Wednesday, September 1, 2010

McLeod

I find the example of Fox News and Al Franken’s copyright dispute hilarious because of the ridiculous argument. When Franken was faced with the comment that he was “increasingly unfunny”, Al Franken’s threat of a counter lawsuit, because he had trademarked “funny”, shows exactly how absurd these lawsuits have become (p.1). It seems that almost anything can have a copyright anymore and everyone must be extremely careful on what they say or do in fear of being sued.

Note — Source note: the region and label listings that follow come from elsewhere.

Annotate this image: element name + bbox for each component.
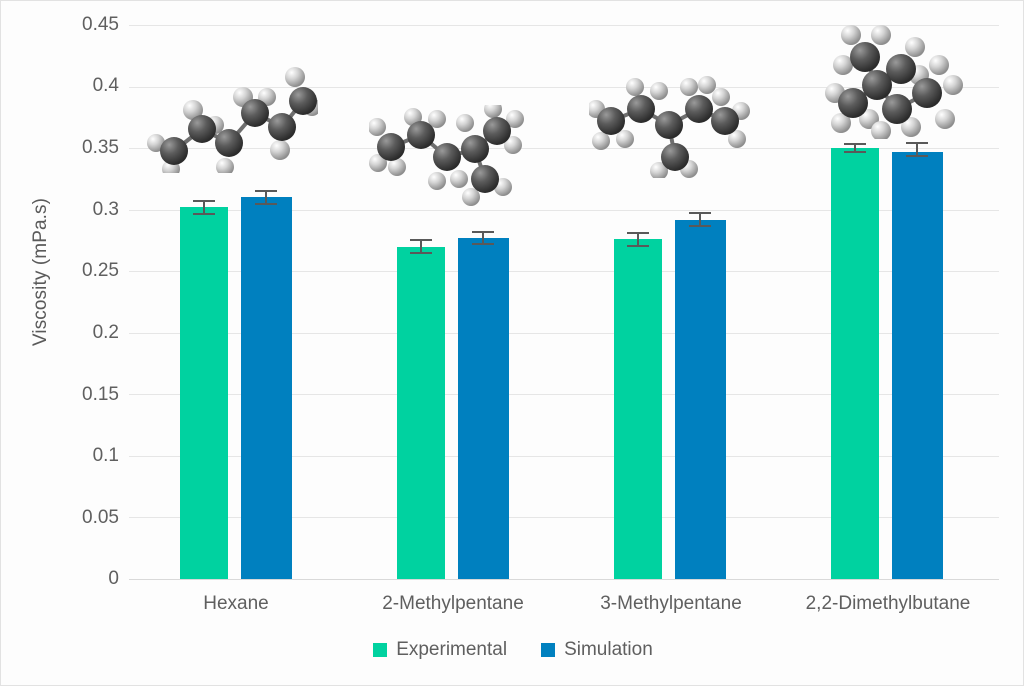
gridline (129, 209, 999, 211)
bar-hexane-experimental[interactable] (180, 207, 228, 579)
2-methylpentane-molecule (369, 105, 534, 210)
gridline (129, 148, 999, 149)
x-tick-label-2-2-dimethylbutane: 2,2-Dimethylbutane (805, 593, 971, 614)
errorbar-whisker (203, 199, 205, 215)
errorbar-cap-bottom (689, 224, 711, 227)
errorbar-cap-bottom (410, 252, 432, 254)
y-tick-label: 0.35 (82, 137, 119, 158)
hexane-molecule (143, 55, 318, 173)
errorbar-cap-top (255, 190, 277, 193)
errorbar-cap-top (627, 231, 649, 234)
y-tick-label: 0 (108, 568, 119, 589)
errorbar-cap-top (906, 141, 928, 144)
gridline (129, 25, 999, 26)
legend-item-simulation[interactable]: Simulation (541, 639, 653, 661)
errorbar-whisker (265, 190, 267, 205)
y-tick-label: 0.1 (92, 445, 119, 466)
errorbar-cap-top (193, 199, 215, 202)
errorbar-cap-bottom (255, 202, 277, 205)
errorbar-whisker (637, 231, 639, 247)
errorbar-cap-bottom (193, 212, 215, 215)
x-tick-label-2-methylpentane: 2-Methylpentane (382, 593, 524, 614)
errorbar-whisker (916, 141, 918, 157)
errorbar-cap-top (844, 143, 866, 146)
gridline (129, 332, 999, 334)
errorbar-whisker (854, 143, 856, 154)
bar-3-methylpentane-experimental[interactable] (614, 239, 662, 579)
x-tick-label-hexane: Hexane (203, 593, 269, 614)
y-tick-label: 0.15 (82, 384, 119, 405)
bar-2-2-dimethylbutane-experimental[interactable] (831, 148, 879, 579)
errorbar-cap-top (689, 212, 711, 215)
y-tick-label: 0.25 (82, 260, 119, 281)
legend-item-experimental[interactable]: Experimental (373, 639, 507, 661)
bar-2-methylpentane-simulation[interactable] (458, 238, 509, 579)
legend-swatch-simulation-icon (541, 643, 556, 657)
errorbar-cap-bottom (844, 151, 866, 154)
errorbar-whisker (420, 239, 422, 254)
y-tick-label: 0.05 (82, 507, 119, 528)
gridline (129, 271, 999, 272)
errorbar-whisker (482, 230, 484, 246)
legend-label-simulation: Simulation (564, 639, 653, 660)
plot-area (129, 25, 999, 580)
x-axis-line (129, 578, 999, 580)
gridline (129, 517, 999, 518)
errorbar-whisker (699, 212, 701, 227)
errorbar-cap-top (472, 230, 494, 233)
errorbar-cap-bottom (627, 244, 649, 247)
errorbar-cap-bottom (906, 154, 928, 157)
legend: Experimental Simulation (1, 639, 1024, 661)
y-tick-label: 0.45 (82, 14, 119, 35)
3-methylpentane-molecule (589, 73, 751, 178)
y-tick-label: 0.2 (92, 322, 119, 343)
legend-swatch-experimental-icon (373, 643, 388, 657)
bar-2-methylpentane-experimental[interactable] (397, 246, 445, 579)
y-tick-label: 0.4 (92, 75, 119, 96)
gridline (129, 86, 999, 88)
y-tick-label: 0.3 (92, 199, 119, 220)
bar-2-2-dimethylbutane-simulation[interactable] (892, 151, 943, 579)
errorbar-cap-top (410, 239, 432, 242)
legend-label-experimental: Experimental (396, 639, 508, 660)
x-tick-label-3-methylpentane: 3-Methylpentane (600, 593, 742, 614)
bar-hexane-simulation[interactable] (241, 197, 292, 579)
bar-3-methylpentane-simulation[interactable] (675, 219, 726, 579)
gridline (129, 455, 999, 457)
2-2-dimethylbutane-molecule (819, 17, 967, 139)
errorbar-cap-bottom (472, 243, 494, 246)
gridline (129, 394, 999, 395)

In terms of being allowed to use copyrighted pieces, I believe the amount for which artists are charged in sampling other artist’s music is outrageous. I completely understand that song writers should be rewarded for their originality, but charging $1,000 per word is unnecessary (p.86). As “Scanner” explained, “he didn’t really mind” when Bjork sampled him on one of her albums. Scanner’s record company and lawyers, on the other hand, would not tolerate this. Even though Scanner was not concerned, this did not stop his record company from suing Bjork (p.94). Inevitably, Scanner put a halt to the suit which put him in a bad place. It turns out that, for the most part, the record companies are the real winners in these cases, not the sampled artist. The most absurd example of this is evident when John Fogerty, of Creedence Clearwater Revival, lost his copyrights to his old songs because of a bad contract (p.99). As time went on, he created a song that mimicked a previous creation and was sued for using his own song! I found this astonishing that a record company has such power over the musicians on their label.